カテゴリー: 研究仮説の発表/議論 — 梅田 11:09 AM  コメント (985)

【「ノウアスフィアの開墾」研究シリーズ】001…論文のタイトルが示唆する内容

こんにちは。大広の梅田です。

それでは早速、『ノウアスフィアの開墾』論文を読んでいきます。

まず、論文タイトルの意味ですが、「ノウアスフィア」は哲学の専門用語で「人間の知的思考(アイデア)の集合空間」を意味します。

この論文の題名に出てくる「ノウアスフィア(noosphere)」というのはアイデア(観念)の領域であり、あらゆる可能な思考の空間だ。ハッカーの所有権慣習に暗黙に含まれているのは、ノウアスフィアの部分集合の一つであるすべてのプログラムを包含する空間での、所有権に関するロック理論なんだ。だからこの論文は「ノウアスフィアの開墾」と名付けた。

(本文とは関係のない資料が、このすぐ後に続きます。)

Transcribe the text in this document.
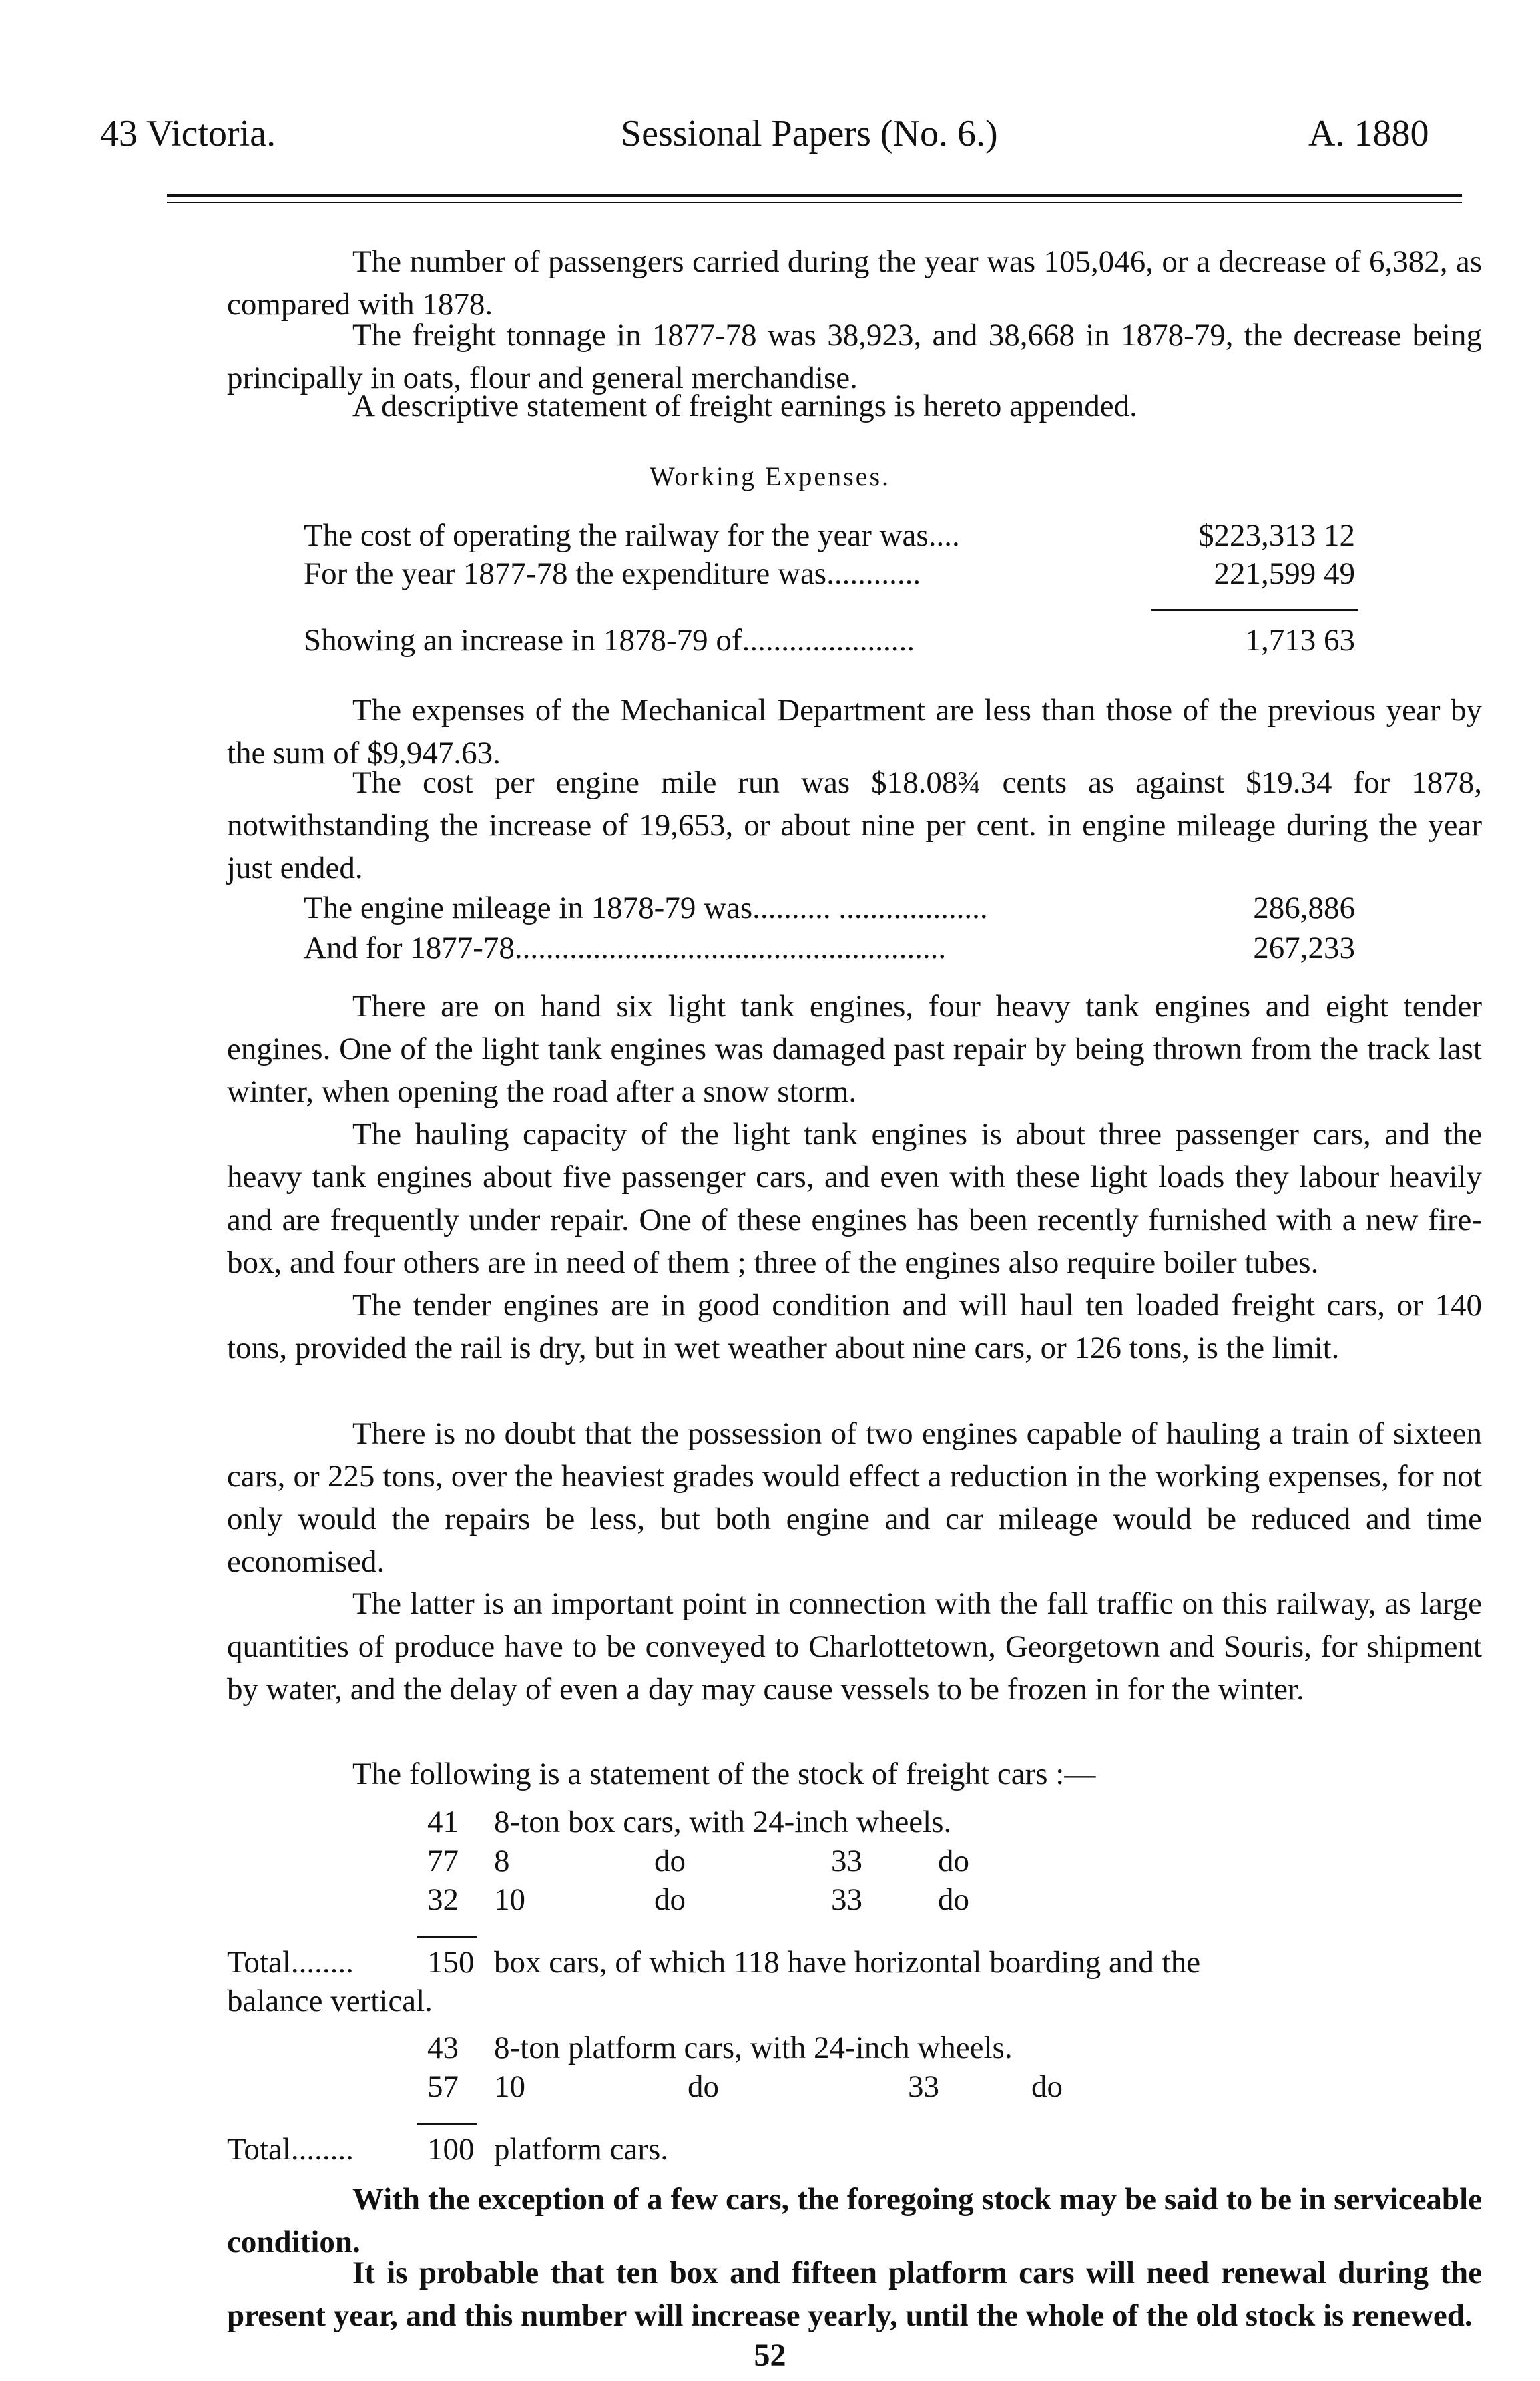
43 Victoria.	Sessional Papers (No. 6.)	A. 1880

The number of passengers carried during the year was 105,046, or a decrease of 6,382, as compared with 1878.

The freight tonnage in 1877-78 was 38,923, and 38,668 in 1878-79, the decrease being principally in oats, flour and general merchandise.

A descriptive statement of freight earnings is hereto appended.

Working Expenses.
The cost of operating the railway for the year was....	$223,313 12
For the year 1877-78 the expenditure was............	221,599 49
Showing an increase in 1878-79 of......................	1,713 63

The expenses of the Mechanical Department are less than those of the previous year by the sum of $9,947.63.

The cost per engine mile run was $18.08¾ cents as against $19.34 for 1878, notwithstanding the increase of 19,653, or about nine per cent. in engine mileage during the year just ended.

The engine mileage in 1878-79 was.......... ...................	286,886
And for 1877-78.......................................................	267,233

There are on hand six light tank engines, four heavy tank engines and eight tender engines. One of the light tank engines was damaged past repair by being thrown from the track last winter, when opening the road after a snow storm.

The hauling capacity of the light tank engines is about three passenger cars, and the heavy tank engines about five passenger cars, and even with these light loads they labour heavily and are frequently under repair. One of these engines has been recently furnished with a new fire-box, and four others are in need of them ; three of the engines also require boiler tubes.

The tender engines are in good condition and will haul ten loaded freight cars, or 140 tons, provided the rail is dry, but in wet weather about nine cars, or 126 tons, is the limit.

There is no doubt that the possession of two engines capable of hauling a train of sixteen cars, or 225 tons, over the heaviest grades would effect a reduction in the working expenses, for not only would the repairs be less, but both engine and car mileage would be reduced and time economised.

The latter is an important point in connection with the fall traffic on this railway, as large quantities of produce have to be conveyed to Charlottetown, Georgetown and Souris, for shipment by water, and the delay of even a day may cause vessels to be frozen in for the winter.

The following is a statement of the stock of freight cars :—

41 8-ton box cars, with 24-inch wheels.
77 8	do	33 do
32 10	do	33 do
Total........ 150 box cars, of which 118 have horizontal boarding and the
balance vertical.
43 8-ton platform cars, with 24-inch wheels.
57 10	do	33	do
Total........ 100 platform cars.

With the exception of a few cars, the foregoing stock may be said to be in serviceable condition.

It is probable that ten box and fifteen platform cars will need renewal during the present year, and this number will increase yearly, until the whole of the old stock is renewed.

52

Eric S. Raymond 著 山形浩生 YAMAGATA Hiroo 「ノウアスフィアの開墾」 5 ロックと土地所有権 より)

というわけで、「広大なアイデアの未開の地がどのようなルールやモチベーションに基づいて、どのように開拓/開墾されていくか」を論じたものなので、「ノウアスフィアの開墾」というタイトルがついています。かっこいいタイトルですよね。

また、この「広大なアイデア空間」を「土地」になぞらえた意図は、内容にも密接に絡んでいます。具体的には、『社会契約論』で有名なロックの所有論と、オープンソース空間をプログラマー/ハッカーがどのように所有していくかというルールとが、極めて似ている、という点です。

まずは、その辺りについて、次回以降で具体的に見ていきます。

 

※タイトルはやっぱり【「伽藍とバザール」研究シリーズ】から【「ノウアスフィアの開墾」研究シリーズ】に変えました。(シリーズ3部作の論文ですが、内容の違いが明確ですので。)